We all stand on the shoulders of giants, of course. Without slipping into obsession with past founding fathers, it is healthy to occasionally acknowledge our influences. So let me direct your attention this week to a new mixtape by the annoyingly named Bronx rapper CurT@!n$, The Dissertation: The Wu-Thesis.

The mixtape uses familiar Wu-Tang beats and skits, though touched up a bit and mixed with surprising elegance with CurT@!n$’ own similar material. Mixtapes often use beats popularised by other artists (though less and less these days, as mixtapes become more like interim albums), but spitting over classic Wu-Tang takes guts. If CurT@!n$ had been even a little bit whack with his lyrics, the resultant scorn would have been intense.

Thankfully, he does pretty well, jumping from pun to pun with decent wordplay and an aggressive, occasionally bitter attitude. CurT@!n$ obviously worked really hard to do these famous beats justice. In a few of the tracks he is a little attention deficit in his relationship to the subject at hand — not unlike A Man and his Mixtape favorite Cobe Obeah — but the standout tracks, “The Gentrification” and “Letter to the People pt. 4,” stay devastatingly focused.

There are some big differences between the classic works of the Wu-Tang Clan and CurT@!n$’ homage. The most obvious is size and scope. Enter the Wu-Tang (36 Chambers) was a huge album by a huge group — nine dudes! — with songs four to seven minutes long with up to seven verses by various members of the Clan. CurT@!n$ is just one guy, and his mixtape is ten tracks, most less than three minutes long. But CurT@!n$ isn’t trying to match the Wu, he is merely paying his respects to one of the most influential hip-hop acts of all time. I suspect that in this project CurT@!n$ in some ways imagined himself a member of the Clan, and composed his short one and two verse tracks as if they were going to be tacked on to the originals right after Method Man or ODB finished spitting.
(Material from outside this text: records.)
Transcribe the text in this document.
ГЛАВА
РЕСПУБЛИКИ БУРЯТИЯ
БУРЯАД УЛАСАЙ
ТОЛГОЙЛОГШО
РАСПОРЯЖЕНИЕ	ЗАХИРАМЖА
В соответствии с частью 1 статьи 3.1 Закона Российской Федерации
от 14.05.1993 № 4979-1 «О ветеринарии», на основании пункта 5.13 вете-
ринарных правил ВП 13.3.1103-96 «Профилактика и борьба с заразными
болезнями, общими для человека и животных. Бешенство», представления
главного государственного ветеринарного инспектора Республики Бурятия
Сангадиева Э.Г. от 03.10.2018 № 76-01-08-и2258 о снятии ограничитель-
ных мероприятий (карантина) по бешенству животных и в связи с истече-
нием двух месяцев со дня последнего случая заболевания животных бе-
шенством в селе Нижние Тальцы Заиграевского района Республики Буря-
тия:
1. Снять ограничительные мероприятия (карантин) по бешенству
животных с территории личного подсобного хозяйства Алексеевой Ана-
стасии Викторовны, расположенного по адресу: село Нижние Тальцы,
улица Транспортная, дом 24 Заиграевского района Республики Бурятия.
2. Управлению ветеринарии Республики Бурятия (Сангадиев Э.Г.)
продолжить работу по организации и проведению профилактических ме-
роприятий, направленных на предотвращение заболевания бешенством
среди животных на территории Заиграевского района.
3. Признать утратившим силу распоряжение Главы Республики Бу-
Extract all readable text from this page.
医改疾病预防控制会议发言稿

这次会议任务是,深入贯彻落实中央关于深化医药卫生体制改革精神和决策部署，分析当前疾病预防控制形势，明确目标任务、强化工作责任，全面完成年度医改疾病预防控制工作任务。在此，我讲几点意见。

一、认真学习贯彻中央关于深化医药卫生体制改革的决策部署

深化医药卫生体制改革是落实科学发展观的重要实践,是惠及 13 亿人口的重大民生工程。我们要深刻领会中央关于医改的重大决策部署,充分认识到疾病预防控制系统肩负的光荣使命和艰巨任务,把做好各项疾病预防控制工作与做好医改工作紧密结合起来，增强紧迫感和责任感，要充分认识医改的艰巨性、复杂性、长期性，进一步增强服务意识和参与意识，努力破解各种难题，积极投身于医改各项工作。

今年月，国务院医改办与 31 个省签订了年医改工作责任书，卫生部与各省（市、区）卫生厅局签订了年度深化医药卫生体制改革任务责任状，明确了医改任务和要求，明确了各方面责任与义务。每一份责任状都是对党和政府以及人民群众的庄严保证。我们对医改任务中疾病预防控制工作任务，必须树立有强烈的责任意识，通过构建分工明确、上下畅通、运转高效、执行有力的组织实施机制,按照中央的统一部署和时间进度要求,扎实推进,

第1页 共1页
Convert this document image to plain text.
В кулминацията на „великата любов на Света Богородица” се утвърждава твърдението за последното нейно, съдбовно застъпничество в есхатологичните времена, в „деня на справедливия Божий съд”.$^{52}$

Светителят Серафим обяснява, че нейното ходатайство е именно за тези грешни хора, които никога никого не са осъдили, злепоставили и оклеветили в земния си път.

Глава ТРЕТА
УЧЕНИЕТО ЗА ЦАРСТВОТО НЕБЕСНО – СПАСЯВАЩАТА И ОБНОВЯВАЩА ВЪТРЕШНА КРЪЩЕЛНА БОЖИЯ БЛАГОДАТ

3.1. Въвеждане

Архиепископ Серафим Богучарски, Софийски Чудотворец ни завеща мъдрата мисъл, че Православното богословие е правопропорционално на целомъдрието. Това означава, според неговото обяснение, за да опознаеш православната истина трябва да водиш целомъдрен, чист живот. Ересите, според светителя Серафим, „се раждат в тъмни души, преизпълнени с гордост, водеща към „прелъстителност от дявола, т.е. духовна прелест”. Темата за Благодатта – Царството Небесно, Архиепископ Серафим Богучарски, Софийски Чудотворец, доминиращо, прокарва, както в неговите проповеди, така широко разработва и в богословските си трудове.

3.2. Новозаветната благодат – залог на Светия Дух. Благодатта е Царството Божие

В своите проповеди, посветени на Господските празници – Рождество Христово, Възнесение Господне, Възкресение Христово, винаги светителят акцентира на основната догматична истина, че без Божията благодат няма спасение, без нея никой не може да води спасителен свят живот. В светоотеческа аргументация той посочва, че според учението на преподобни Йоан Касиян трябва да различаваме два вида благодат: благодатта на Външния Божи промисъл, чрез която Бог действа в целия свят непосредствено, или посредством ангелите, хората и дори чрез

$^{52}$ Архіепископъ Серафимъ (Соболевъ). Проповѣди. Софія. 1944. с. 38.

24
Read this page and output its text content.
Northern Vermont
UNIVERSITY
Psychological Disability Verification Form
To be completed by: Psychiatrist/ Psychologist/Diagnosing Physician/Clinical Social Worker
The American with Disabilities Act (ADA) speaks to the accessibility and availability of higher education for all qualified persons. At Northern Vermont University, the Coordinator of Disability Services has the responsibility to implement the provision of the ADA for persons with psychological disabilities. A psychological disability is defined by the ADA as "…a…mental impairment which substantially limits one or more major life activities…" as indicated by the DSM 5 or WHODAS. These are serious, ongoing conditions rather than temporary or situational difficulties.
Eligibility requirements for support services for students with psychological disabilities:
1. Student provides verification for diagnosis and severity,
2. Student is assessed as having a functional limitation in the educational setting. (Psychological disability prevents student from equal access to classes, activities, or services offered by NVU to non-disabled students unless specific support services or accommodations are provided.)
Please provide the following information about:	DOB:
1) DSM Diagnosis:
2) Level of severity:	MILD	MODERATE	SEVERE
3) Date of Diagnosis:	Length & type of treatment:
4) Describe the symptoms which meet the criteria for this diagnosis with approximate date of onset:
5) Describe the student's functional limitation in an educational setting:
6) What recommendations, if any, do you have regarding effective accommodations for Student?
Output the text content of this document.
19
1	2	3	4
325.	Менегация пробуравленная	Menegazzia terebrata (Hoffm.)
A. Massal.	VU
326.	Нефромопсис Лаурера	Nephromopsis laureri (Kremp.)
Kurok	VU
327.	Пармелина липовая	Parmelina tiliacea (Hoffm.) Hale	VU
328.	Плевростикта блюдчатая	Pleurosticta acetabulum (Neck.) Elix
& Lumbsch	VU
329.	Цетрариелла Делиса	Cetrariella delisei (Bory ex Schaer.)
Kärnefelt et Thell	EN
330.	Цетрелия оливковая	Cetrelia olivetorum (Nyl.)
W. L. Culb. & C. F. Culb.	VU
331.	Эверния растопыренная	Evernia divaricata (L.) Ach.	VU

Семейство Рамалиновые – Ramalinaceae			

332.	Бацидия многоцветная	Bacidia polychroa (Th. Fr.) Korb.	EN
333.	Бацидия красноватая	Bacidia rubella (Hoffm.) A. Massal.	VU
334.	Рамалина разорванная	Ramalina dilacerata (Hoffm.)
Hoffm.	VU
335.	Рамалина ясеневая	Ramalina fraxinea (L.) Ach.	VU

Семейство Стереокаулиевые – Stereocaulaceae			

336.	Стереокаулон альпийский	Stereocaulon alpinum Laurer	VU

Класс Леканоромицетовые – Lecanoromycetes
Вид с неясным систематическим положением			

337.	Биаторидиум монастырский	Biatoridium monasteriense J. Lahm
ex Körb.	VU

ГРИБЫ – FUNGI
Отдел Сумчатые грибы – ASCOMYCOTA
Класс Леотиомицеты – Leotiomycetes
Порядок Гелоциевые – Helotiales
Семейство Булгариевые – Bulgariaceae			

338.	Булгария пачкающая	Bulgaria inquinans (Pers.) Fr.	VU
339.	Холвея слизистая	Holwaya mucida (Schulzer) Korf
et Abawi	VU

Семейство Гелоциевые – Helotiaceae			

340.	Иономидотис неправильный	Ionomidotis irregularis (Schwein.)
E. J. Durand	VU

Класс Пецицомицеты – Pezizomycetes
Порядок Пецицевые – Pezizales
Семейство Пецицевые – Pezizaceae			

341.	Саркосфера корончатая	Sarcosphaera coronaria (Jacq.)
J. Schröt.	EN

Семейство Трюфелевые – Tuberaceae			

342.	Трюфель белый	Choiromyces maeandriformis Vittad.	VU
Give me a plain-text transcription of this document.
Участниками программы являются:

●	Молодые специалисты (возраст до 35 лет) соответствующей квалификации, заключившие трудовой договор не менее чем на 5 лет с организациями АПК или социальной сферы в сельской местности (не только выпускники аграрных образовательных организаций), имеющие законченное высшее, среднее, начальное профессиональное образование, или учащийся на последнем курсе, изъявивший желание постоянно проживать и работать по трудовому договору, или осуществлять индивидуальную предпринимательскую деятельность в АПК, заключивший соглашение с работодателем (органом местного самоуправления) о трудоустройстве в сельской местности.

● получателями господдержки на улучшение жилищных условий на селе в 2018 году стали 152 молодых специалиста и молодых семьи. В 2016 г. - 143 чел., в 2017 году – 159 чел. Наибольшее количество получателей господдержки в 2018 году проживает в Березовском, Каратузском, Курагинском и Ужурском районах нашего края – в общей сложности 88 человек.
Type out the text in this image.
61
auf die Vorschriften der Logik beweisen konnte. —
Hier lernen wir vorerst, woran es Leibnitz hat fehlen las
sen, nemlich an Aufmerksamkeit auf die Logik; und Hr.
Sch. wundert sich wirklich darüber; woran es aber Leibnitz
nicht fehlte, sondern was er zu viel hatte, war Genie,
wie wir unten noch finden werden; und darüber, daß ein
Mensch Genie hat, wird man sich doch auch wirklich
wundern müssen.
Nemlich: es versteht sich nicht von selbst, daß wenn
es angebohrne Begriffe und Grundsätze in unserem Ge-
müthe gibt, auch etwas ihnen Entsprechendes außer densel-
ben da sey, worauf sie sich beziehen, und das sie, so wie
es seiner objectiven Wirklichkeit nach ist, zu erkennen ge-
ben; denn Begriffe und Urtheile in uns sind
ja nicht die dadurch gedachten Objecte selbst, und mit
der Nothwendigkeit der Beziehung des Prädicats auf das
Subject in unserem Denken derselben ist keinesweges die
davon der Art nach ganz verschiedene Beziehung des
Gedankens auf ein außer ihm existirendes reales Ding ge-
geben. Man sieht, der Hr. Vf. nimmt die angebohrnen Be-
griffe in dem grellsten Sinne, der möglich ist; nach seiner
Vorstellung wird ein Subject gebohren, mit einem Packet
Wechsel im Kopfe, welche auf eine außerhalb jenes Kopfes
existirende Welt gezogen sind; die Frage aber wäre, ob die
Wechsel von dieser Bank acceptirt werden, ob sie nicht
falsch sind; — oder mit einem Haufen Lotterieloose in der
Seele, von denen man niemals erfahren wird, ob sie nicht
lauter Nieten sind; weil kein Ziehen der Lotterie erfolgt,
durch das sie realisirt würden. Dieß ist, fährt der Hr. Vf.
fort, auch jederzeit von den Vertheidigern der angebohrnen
The best way to think about this album is, happily enough, as a dissertation: a synthesising of what CurT@!n$ learned after extensive study. See, not only does CurT@!n$ use Wu beats, he follows in their footsteps thematically, discussing with impressive intelligence the sociological roots of poverty, violence and drug use in African-American New York City. This is a topic that the Wu rapped about extensively a decade ago, and CurT@!n$’ deft updates of old complaints are cutting in their contemporary accuracy. “The Gentrification” breaks down the futility of modern attempts to fight urban poverty with commercial development.

But the Wu-Tang Clan didn’t just write social commentary. Their depiction of life on the dangerous ghetto streets set the stage for songs that are really about personal transformation. CurT@!n$ does the same in his thesis. Yes, he spends a lot of time on posturing and put downs, but in the end, particularly in “Letter to the People pt. 4,” he argues that moral uprightness is more important than material success.